В отдалении над травой что-то возвышалось: то ли пень, то ли какое-то растение, то ли еще что. Было не разобрать, поскольку луну заволокло легкой дымкой, но когда дымка исчезла, исчезла и торчавшее нечто.
– Видали?..
– с прежним торжеством в голосе пробормотал Рамус.
– Я же говорил, альраун. Чего-то делает. Присел. Тихо.
Над травой возникло какое-то движение. Показалось нечто, начавшее приобретать более-менее различимые очертания, сопровождаемое комментариями Рамуса.
– Ну, точно... У меня такой же колпак был, из красно-белого полосатого чулка. С кисточкой. Ей щекотать удобно, при случае... А нос-то, нос!.. Прямо как у Сирано де Бержерака!.. Опять присел...

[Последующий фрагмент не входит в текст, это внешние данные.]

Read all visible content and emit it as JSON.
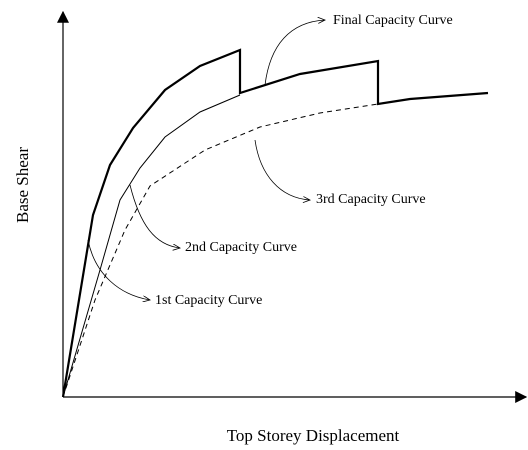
{
  "labels": {
    "final": "Final Capacity Curve",
    "third": "3rd Capacity Curve",
    "second": "2nd Capacity Curve",
    "first": "1st Capacity Curve"
  },
  "axes": {
    "y": "Base Shear",
    "x": "Top Storey Displacement"
  }
}
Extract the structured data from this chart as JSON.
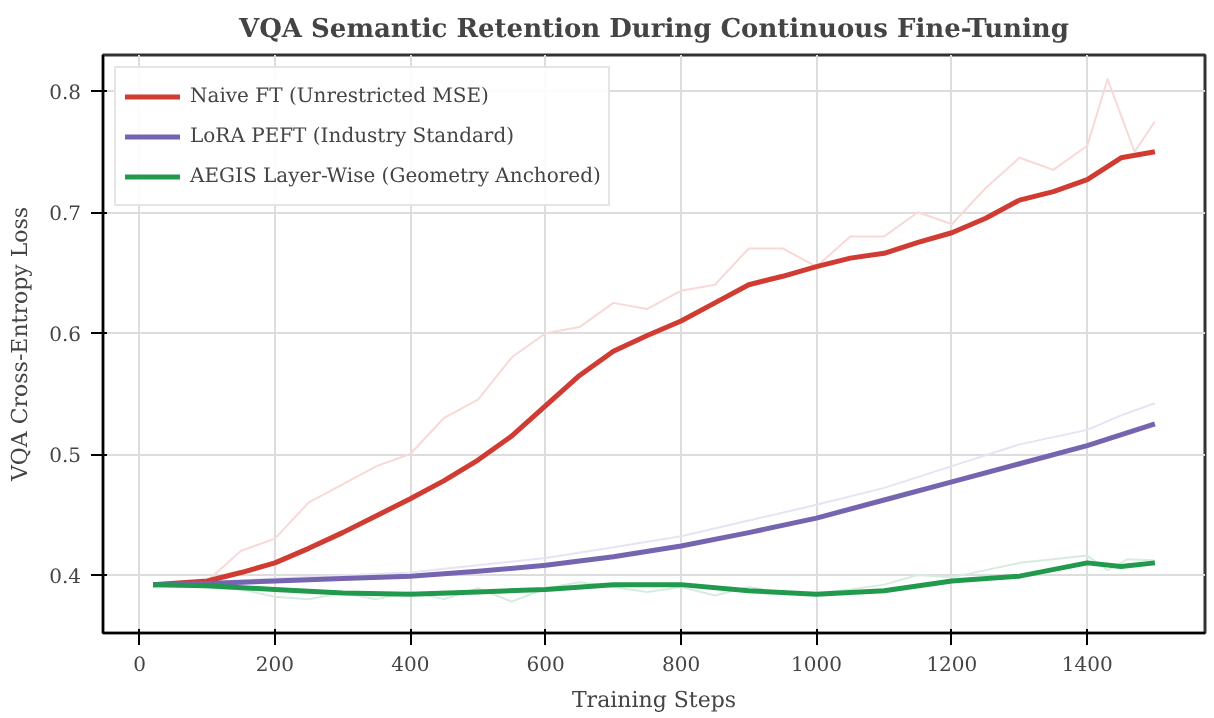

– Ты, вот это, сейчас, про что сказал?
– подозрительно осведомился сэр Ланселот.
– Чего он там делает?..
– А мне откуда знать? Не видно... Клад у него там, должно быть. Окружать надо. И хватать, по моей команде. Альрауны, они вроде как безобидные. Не кусаются, - добавил он, по всей видимости, убеждая самого себя. После чего принялся окружать. И снова застыл, поскольку сэр Ланселот опять лязгнул.
– Здесь, здесь все бросай, а то всю рыбу распугаешь!..
– зашипел он. В предвкушении обретения клада, Рамус совершенно забыл о должном почтении обращения к рыцарю.
– Потом подберешь, нет тут никого. Никто не украдет.
Владимиру показалось, что неподалеку от них, как бы в третьей вершине равностороннего треугольника, две из которых составляли собственно они сами и альраун, возникло какое-то движение, но, поскольку был не уверен, тревоги поднимать не стал.
Сэр Ланселот, недовольно бурча, безропотно снял с себя все, также, по-видимому, обуянный страстью к наживе.
Рамус двинулся поначалу очень аккуратно. Сделав шаг он останавливался, и начинал бурно жестикулировать, показывая, как следует перемещаться остальным.
Некоторое время они подкрадывались совершенно бесшумно. Наконец, когда до альрауна оставалось метров десять, алчность взяла верх над разумом, и Рамус, возопив во весь голос: "Хватай его!", рванул вперед что было сил. Точно так же поступил и сэр Ланселот, не желая делиться потенциальной добычей.
Владимир, отстав от прочих, остановился. В свете луны он видел три метавшихся силуэта и никак не мог понять, почему альраун не только не убегает, но и старается держаться поблизости от того места, где был замечен. Может, и вправду - клад?